STET (von Sarah Gailey)

STET ist eine Kurzgeschichte, die den Entwurf eines Kapitels eines fiktiven, in der Zukunft erscheinenden technischen Handbuchs über selbstfahrende Autos präsentiert. Anna hat den Text verfasst. Ed sendet ihn ihr zurück und bemängelt, dass er zu subjektiv ist. Er schlägt eine Reihe von Änderungen vor. Denn Anna hat jüngst ihre Tochter in einem Unfall mit einem selbstfahrenden Auto verloren. Das Auto hatte die Wahl, einen seltenen Vogel oder Annas Tochter zu töten. Der Algorithmus steuerte das Auto auf das Kind, es starb. In vielen Fußnoten wettert Anna daher gegen die Entwickler der Autos, gegen die Ideologie hinter Algorithmen und spricht gar von Mord. Obwohl Ed immer wieder betont, dass er Anna gerne als Freund unterstützen würde, hat sie für die meisten seiner Anmerkungen nur einen Kommentar: Die Abkürzung von Lektoren für die Ablehnung von Änderungsvorschlägen – STET.

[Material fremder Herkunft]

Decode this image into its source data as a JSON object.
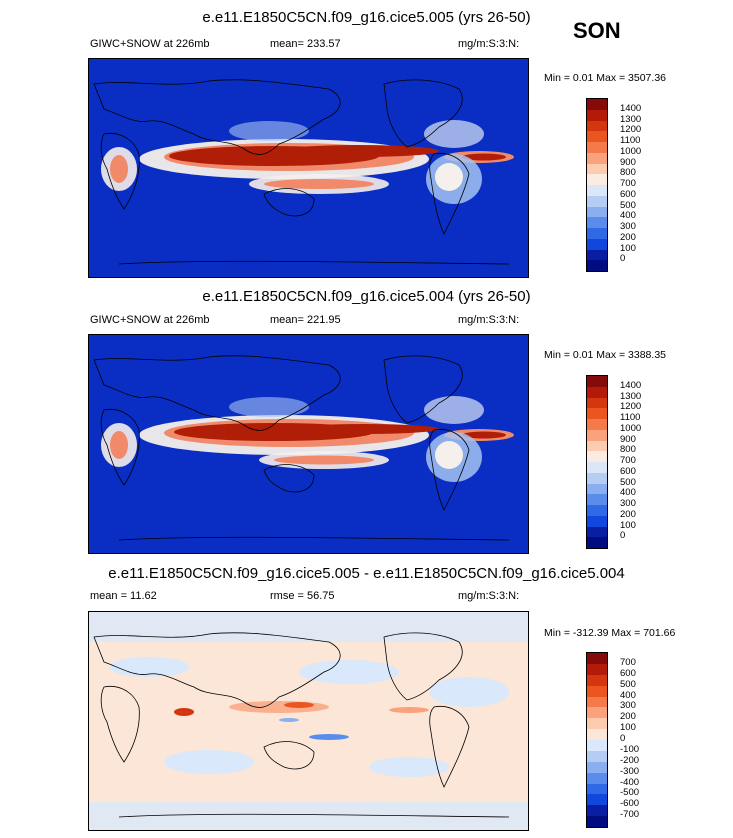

STET lebt von seiner ungewöhnlichen Form. Der Text ist für ein wissenschaftliches Lehrbuch gedacht. Er soll Studenten in die Lage versetzen, in der Zukunft selbst Autos zu programmieren. Es ist also keine Werbebroschüre der Autoindustrie. Dennoch zeigen Annas Kommentare auf, dass eine kritische Diskussion der ethischen und philosophischen Dimensionen der Autos unerwünscht ist. STET wirft daher die Frage auf, wie wertneutral technische Forschung ist.

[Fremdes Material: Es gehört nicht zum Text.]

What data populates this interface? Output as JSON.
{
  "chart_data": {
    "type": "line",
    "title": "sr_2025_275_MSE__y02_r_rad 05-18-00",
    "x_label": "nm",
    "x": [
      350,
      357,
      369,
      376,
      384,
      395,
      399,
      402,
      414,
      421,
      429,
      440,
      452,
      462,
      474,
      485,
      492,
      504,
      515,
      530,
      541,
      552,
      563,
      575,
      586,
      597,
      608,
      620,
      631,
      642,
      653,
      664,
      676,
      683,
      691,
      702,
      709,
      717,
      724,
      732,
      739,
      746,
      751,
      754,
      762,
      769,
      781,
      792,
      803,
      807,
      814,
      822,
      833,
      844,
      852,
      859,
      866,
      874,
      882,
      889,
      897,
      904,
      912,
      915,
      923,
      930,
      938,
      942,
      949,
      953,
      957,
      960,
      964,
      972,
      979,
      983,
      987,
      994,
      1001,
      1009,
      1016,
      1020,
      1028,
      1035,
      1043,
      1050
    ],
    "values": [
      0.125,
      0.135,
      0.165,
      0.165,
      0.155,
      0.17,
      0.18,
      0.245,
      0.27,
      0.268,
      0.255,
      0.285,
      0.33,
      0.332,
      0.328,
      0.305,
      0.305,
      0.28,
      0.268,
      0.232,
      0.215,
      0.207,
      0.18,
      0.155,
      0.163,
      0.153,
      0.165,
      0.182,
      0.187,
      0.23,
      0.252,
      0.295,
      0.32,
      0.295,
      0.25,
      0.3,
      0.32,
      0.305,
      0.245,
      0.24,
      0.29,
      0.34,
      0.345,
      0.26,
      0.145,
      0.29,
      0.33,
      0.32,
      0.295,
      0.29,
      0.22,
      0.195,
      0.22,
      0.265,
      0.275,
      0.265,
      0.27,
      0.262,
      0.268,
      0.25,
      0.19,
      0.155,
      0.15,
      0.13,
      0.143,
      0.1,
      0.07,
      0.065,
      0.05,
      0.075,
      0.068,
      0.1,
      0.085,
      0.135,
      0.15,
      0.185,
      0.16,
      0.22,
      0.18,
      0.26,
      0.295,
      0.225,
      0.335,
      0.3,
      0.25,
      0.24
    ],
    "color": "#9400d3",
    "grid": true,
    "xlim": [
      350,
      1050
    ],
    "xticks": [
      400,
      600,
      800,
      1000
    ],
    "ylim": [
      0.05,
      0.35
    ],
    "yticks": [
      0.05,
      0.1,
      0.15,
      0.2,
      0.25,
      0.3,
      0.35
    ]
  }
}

Sowohl in den Fußnoten als auch in den Kommentaren wird aber auch Annas Trauer spürbar. Der Tod ihrer Tochter ist schwer zu fassen. Kein Autofahrer würde das Leben eines Vogels über den eines Menschen stellen. Selbst wenn dieser noch akuter vom Aussterben bedroht wäre als der Vogel in der Kurzgeschichte, vermutlich würde ein Autofahrer sich diese Frage nicht einmal stellen. STET zeigt anhand dieses erst einmal abstrus wirkenden Beispiels auf, dass durch den Einfluss von Computern automatisch auch neue Kriterien auftauchen, die mitbedacht werden. Allein die Tatsache, dass die Fahrentscheidung berechnet wird, schafft möglicherweise ungeahnte Folgen. Anna ist darüber verständlicherweise empört und lässt ihrer Wut freien Lauf. Dadurch hat der Leser einen ansehnlichen Vergleich emotionaler sowie vermeintlich neutral, wissenschaftlicher Sprache. Diese Mischung aus Kühle und Emotion, aus Fließtext, Fußnoten und Kommentaren ist sehr gelungen.

Und dennoch fehlt es der Geschichte durch ihre Form natürlich an Handlung. Natürlich ist der Unfall bewegend. Aber letztlich ist STET ein ausgesprochen direkter Denkanstoß über die möglichen Konsequenzen automatisierter Fahrzeuge. Das bewegt, lässt aber eine tatsächliche Handlung vermissen.

Die Kurzgeschichte „STET“ von Sarah Gailey ist 2018 im „Fireside-Magazine“ erschienen. Sie ist für den Hugo Award 2019 in der Kategorie „Best Short Story“ nominiert.